|The National Weather Service is depicting a strong storm|
in the middle of the country next week.
As I've noted before, strong storm systems are fairly common in November, and this month is living up to that reputation.
As usual in these kinds of storms, we'll get a variety of extremes, including, but not limited to, a blizzard, severe weather, possible tornadoes, flooding and high winds.
Some of the ingredients for this storm have already come ashore in the Pacific Northwest, leading to flooding there.
That storminess will contribute to the development of a strong low pressure system that will take shape in the southern Plains Monday and Tuesday and then head off toward the Great Lakes, kind of like the last storm did.
The two storms are not carbon copies, so not everyone will get exactly the same type of weather they got in the last storm.

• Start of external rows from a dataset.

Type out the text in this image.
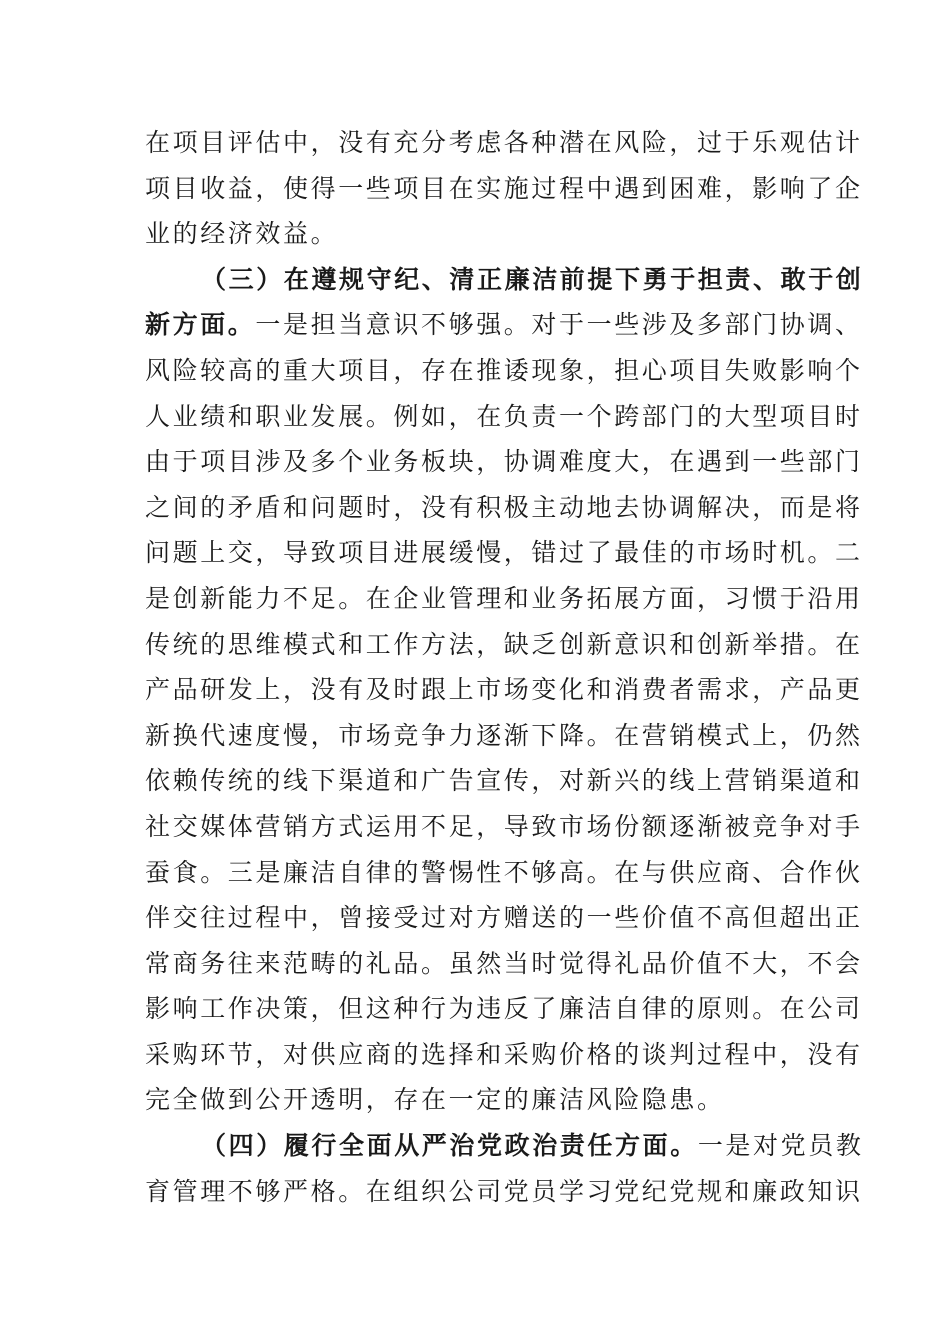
在项目评估中，没有充分考虑各种潜在风险，过于乐观估计
项目收益，使得一些项目在实施过程中遇到困难，影响了企
业的经济效益。
（三）在遵规守纪、清正廉洁前提下勇于担责、敢于创
新方面。一是担当意识不够强。对于一些涉及多部门协调、
风险较高的重大项目，存在推诿现象，担心项目失败影响个
人业绩和职业发展。例如，在负责一个跨部门的大型项目时
由于项目涉及多个业务板块，协调难度大，在遇到一些部门
之间的矛盾和问题时，没有积极主动地去协调解决，而是将
问题上交，导致项目进展缓慢，错过了最佳的市场时机。二
是创新能力不足。在企业管理和业务拓展方面，习惯于沿用
传统的思维模式和工作方法，缺乏创新意识和创新举措。在
产品研发上，没有及时跟上市场变化和消费者需求，产品更
新换代速度慢，市场竞争力逐渐下降。在营销模式上，仍然
依赖传统的线下渠道和广告宣传，对新兴的线上营销渠道和
社交媒体营销方式运用不足，导致市场份额逐渐被竞争对手
蚕食。三是廉洁自律的警惕性不够高。在与供应商、合作伙
伴交往过程中，曾接受过对方赠送的一些价值不高但超出正
常商务往来范畴的礼品。虽然当时觉得礼品价值不大，不会
影响工作决策，但这种行为违反了廉洁自律的原则。在公司
采购环节，对供应商的选择和采购价格的谈判过程中，没有
完全做到公开透明，存在一定的廉洁风险隐患。
（四）履行全面从严治党政治责任方面。一是对党员教
育管理不够严格。在组织公司党员学习党纪党规和廉政知识
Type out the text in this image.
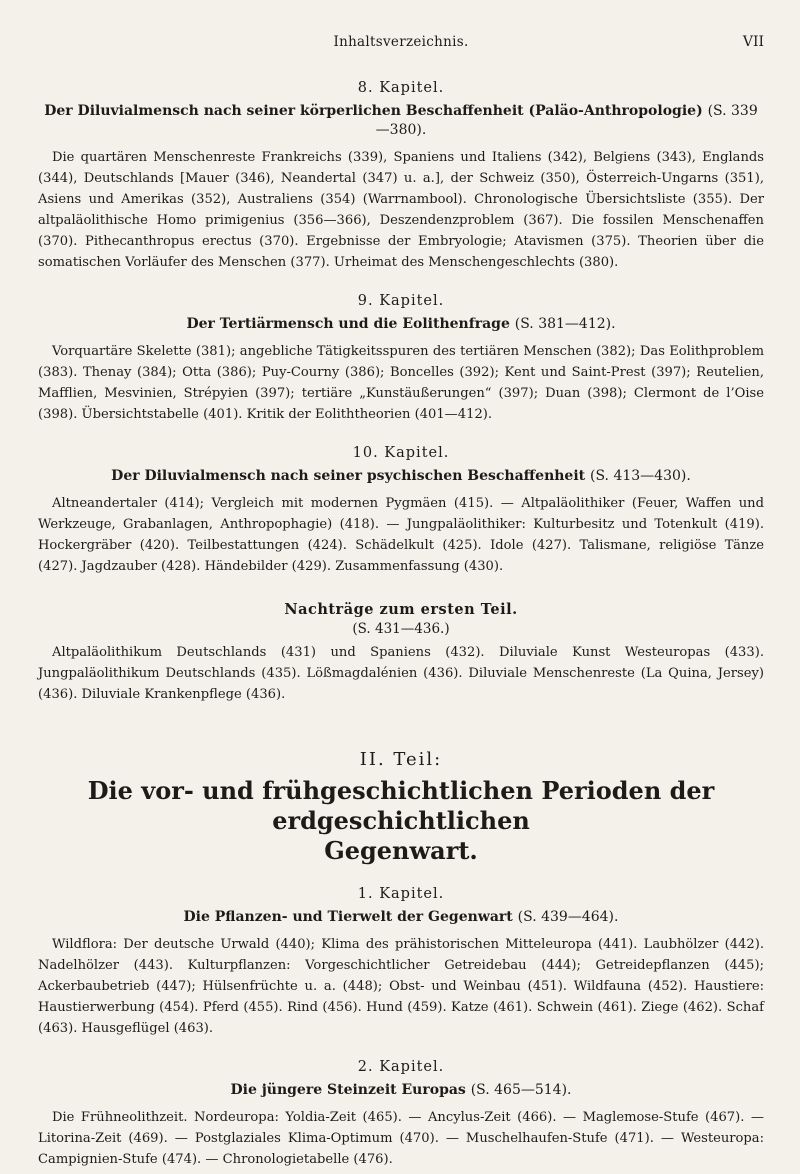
Inhaltsverzeichnis.	VII
8. Kapitel.
Der Diluvialmensch nach seiner körperlichen Beschaffenheit (Paläo-Anthropologie) (S. 339—380).

Die quartären Menschenreste Frankreichs (339), Spaniens und Italiens (342), Belgiens (343), Englands (344), Deutschlands [Mauer (346), Neandertal (347) u. a.], der Schweiz (350), Österreich-Ungarns (351), Asiens und Amerikas (352), Australiens (354) (Warrnambool). Chronologische Übersichtsliste (355). Der altpaläolithische Homo primigenius (356—366), Deszendenzproblem (367). Die fossilen Menschenaffen (370). Pithecanthropus erectus (370). Ergebnisse der Embryologie; Atavismen (375). Theorien über die somatischen Vorläufer des Menschen (377). Urheimat des Menschengeschlechts (380).

9. Kapitel.
Der Tertiärmensch und die Eolithenfrage (S. 381—412).

Vorquartäre Skelette (381); angebliche Tätigkeitsspuren des tertiären Menschen (382); Das Eolithproblem (383). Thenay (384); Otta (386); Puy-Courny (386); Boncelles (392); Kent und Saint-Prest (397); Reutelien, Mafflien, Mesvinien, Strépyien (397); tertiäre „Kunstäußerungen“ (397); Duan (398); Clermont de l’Oise (398). Übersichtstabelle (401). Kritik der Eoliththeorien (401—412).

10. Kapitel.
Der Diluvialmensch nach seiner psychischen Beschaffenheit (S. 413—430).

Altneandertaler (414); Vergleich mit modernen Pygmäen (415). — Altpaläolithiker (Feuer, Waffen und Werkzeuge, Grabanlagen, Anthropophagie) (418). — Jungpaläolithiker: Kulturbesitz und Totenkult (419). Hockergräber (420). Teilbestattungen (424). Schädelkult (425). Idole (427). Talismane, religiöse Tänze (427). Jagdzauber (428). Händebilder (429). Zusammenfassung (430).

Nachträge zum ersten Teil.
(S. 431—436.)

Altpaläolithikum Deutschlands (431) und Spaniens (432). Diluviale Kunst Westeuropas (433). Jungpaläolithikum Deutschlands (435). Lößmagdalénien (436). Diluviale Menschenreste (La Quina, Jersey) (436). Diluviale Krankenpflege (436).

II. Teil:
Die vor- und frühgeschichtlichen Perioden der erdgeschichtlichen
Gegenwart.
1. Kapitel.
Die Pflanzen- und Tierwelt der Gegenwart (S. 439—464).

Wildflora: Der deutsche Urwald (440); Klima des prähistorischen Mitteleuropa (441). Laubhölzer (442). Nadelhölzer (443). Kulturpflanzen: Vorgeschichtlicher Getreidebau (444); Getreidepflanzen (445); Ackerbaubetrieb (447); Hülsenfrüchte u. a. (448); Obst- und Weinbau (451). Wildfauna (452). Haustiere: Haustierwerbung (454). Pferd (455). Rind (456). Hund (459). Katze (461). Schwein (461). Ziege (462). Schaf (463). Hausgeflügel (463).

2. Kapitel.
Die jüngere Steinzeit Europas (S. 465—514).

Die Frühneolithzeit. Nordeuropa: Yoldia-Zeit (465). — Ancylus-Zeit (466). — Maglemose-Stufe (467). — Litorina-Zeit (469). — Postglaziales Klima-Optimum (470). — Muschelhaufen-Stufe (471). — Westeuropa: Campignien-Stufe (474). — Chronologietabelle (476).
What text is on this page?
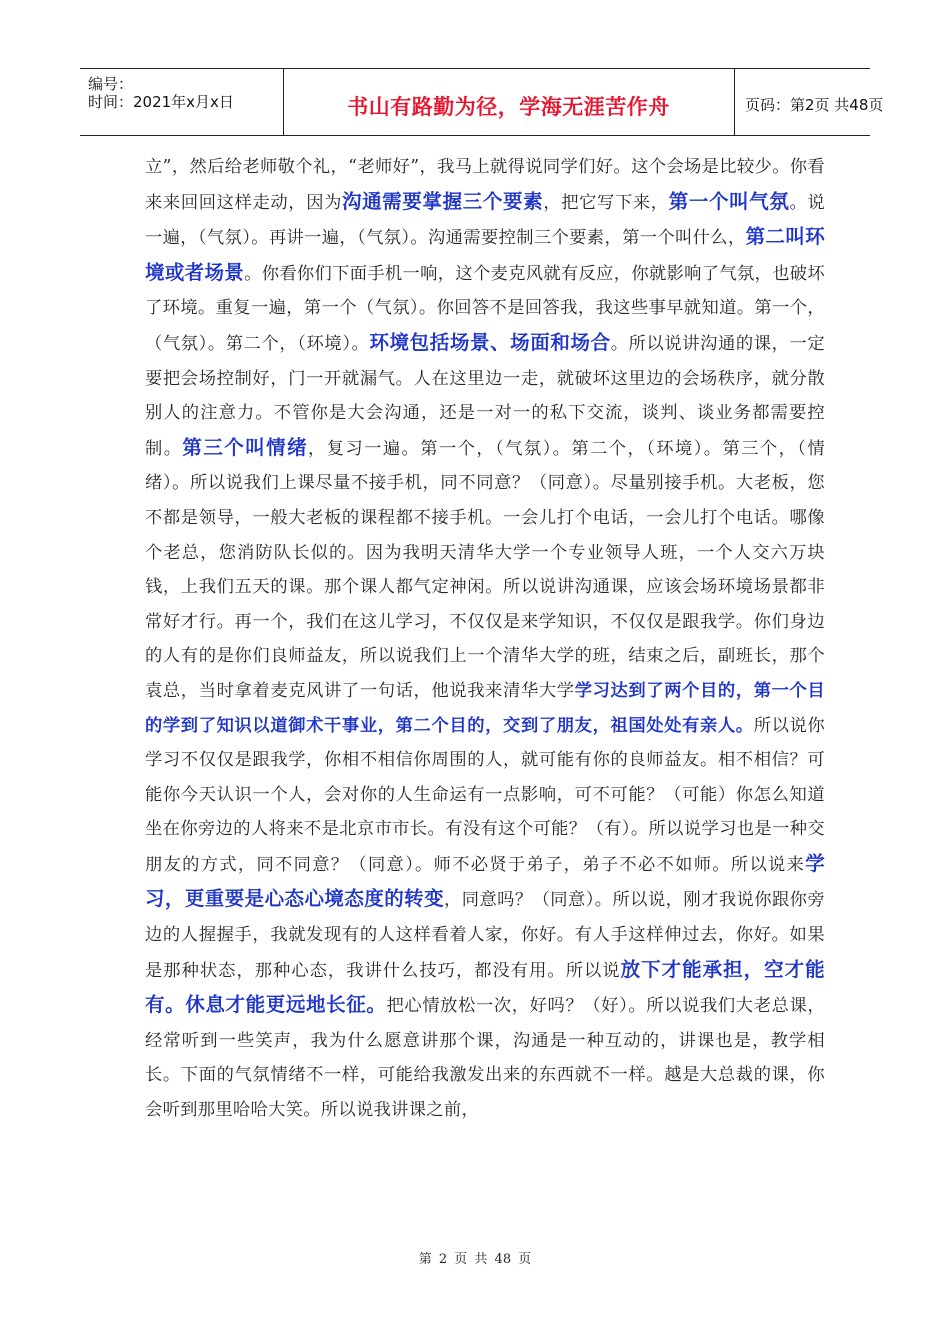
编号：
时间：2021年x月x日	书山有路勤为径，学海无涯苦作舟	页码：第2页 共48页
立”，然后给老师敬个礼，“老师好”，我马上就得说同学们好。这个会场是比较少。你看来来回回这样走动，因为沟通需要掌握三个要素，把它写下来，第一个叫气氛。说一遍，（气氛）。再讲一遍，（气氛）。沟通需要控制三个要素，第一个叫什么，第二叫环境或者场景。你看你们下面手机一响，这个麦克风就有反应，你就影响了气氛，也破坏了环境。重复一遍，第一个（气氛）。你回答不是回答我，我这些事早就知道。第一个，（气氛）。第二个，（环境）。环境包括场景、场面和场合。所以说讲沟通的课，一定要把会场控制好，门一开就漏气。人在这里边一走，就破坏这里边的会场秩序，就分散别人的注意力。不管你是大会沟通，还是一对一的私下交流，谈判、谈业务都需要控制。第三个叫情绪，复习一遍。第一个，（气氛）。第二个，（环境）。第三个，（情绪）。所以说我们上课尽量不接手机，同不同意？（同意）。尽量别接手机。大老板，您不都是领导，一般大老板的课程都不接手机。一会儿打个电话，一会儿打个电话。哪像个老总，您消防队长似的。因为我明天清华大学一个专业领导人班，一个人交六万块钱，上我们五天的课。那个课人都气定神闲。所以说讲沟通课，应该会场环境场景都非常好才行。再一个，我们在这儿学习，不仅仅是来学知识，不仅仅是跟我学。你们身边的人有的是你们良师益友，所以说我们上一个清华大学的班，结束之后，副班长，那个袁总，当时拿着麦克风讲了一句话，他说我来清华大学学习达到了两个目的，第一个目的学到了知识以道御术干事业，第二个目的，交到了朋友，祖国处处有亲人。所以说你学习不仅仅是跟我学，你相不相信你周围的人，就可能有你的良师益友。相不相信？可能你今天认识一个人，会对你的人生命运有一点影响，可不可能？（可能）你怎么知道坐在你旁边的人将来不是北京市市长。有没有这个可能？（有）。所以说学习也是一种交朋友的方式，同不同意？（同意）。师不必贤于弟子，弟子不必不如师。所以说来学习，更重要是心态心境态度的转变，同意吗？（同意）。所以说，刚才我说你跟你旁边的人握握手，我就发现有的人这样看着人家，你好。有人手这样伸过去，你好。如果是那种状态，那种心态，我讲什么技巧，都没有用。所以说放下才能承担，空才能有。休息才能更远地长征。把心情放松一次，好吗？（好）。所以说我们大老总课，经常听到一些笑声，我为什么愿意讲那个课，沟通是一种互动的，讲课也是，教学相长。下面的气氛情绪不一样，可能给我激发出来的东西就不一样。越是大总裁的课，你会听到那里哈哈大笑。所以说我讲课之前，
第 2 页 共 48 页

But there will be similarities.
This far out, there's always some uncertainty as to where the focus of various types of weather will be, but it looks like the heaviest snow, and possible blizzard conditions in a couple spots, will get going in the central Rockies.
The ski season there is off to a rip roaring start, for sure.
The snow will then spread out into Kansas (again!) Nebraska and the western Dakotas.
The snow might extend further south than last time, possible reaching the panhandles of Oklahoma and Texas.
It's almost always warm and humid and wet with an unstable atmosphere east of this type of storm, and next week's tempest is no exception.
That raises the possibility of more severe weather.
Again, nobody is quite sure yet how extensive the severe thunderstorms and possible tornadoes will be, and exactly where they'll set up shop.
At this point, the target area looks to be Texas and Oklahoma on Monday and Tuesday, spreading into the western Gulf states later Tuesday and Wednesday.
Flooding could be a problem in spots in and near the lower Mississippi Valley with this one, too.
I expect, just as in the last storm wind advisories and high wind warnings will extend across a huge area in the middle of the country as the storm makes its move northeastward toward the Great Lakes.
For those of you on the East Coast, another bonus with this one: The storm moving by to your west will push another wave of warm air into the region, continuing what has been a remarkably warm November so far.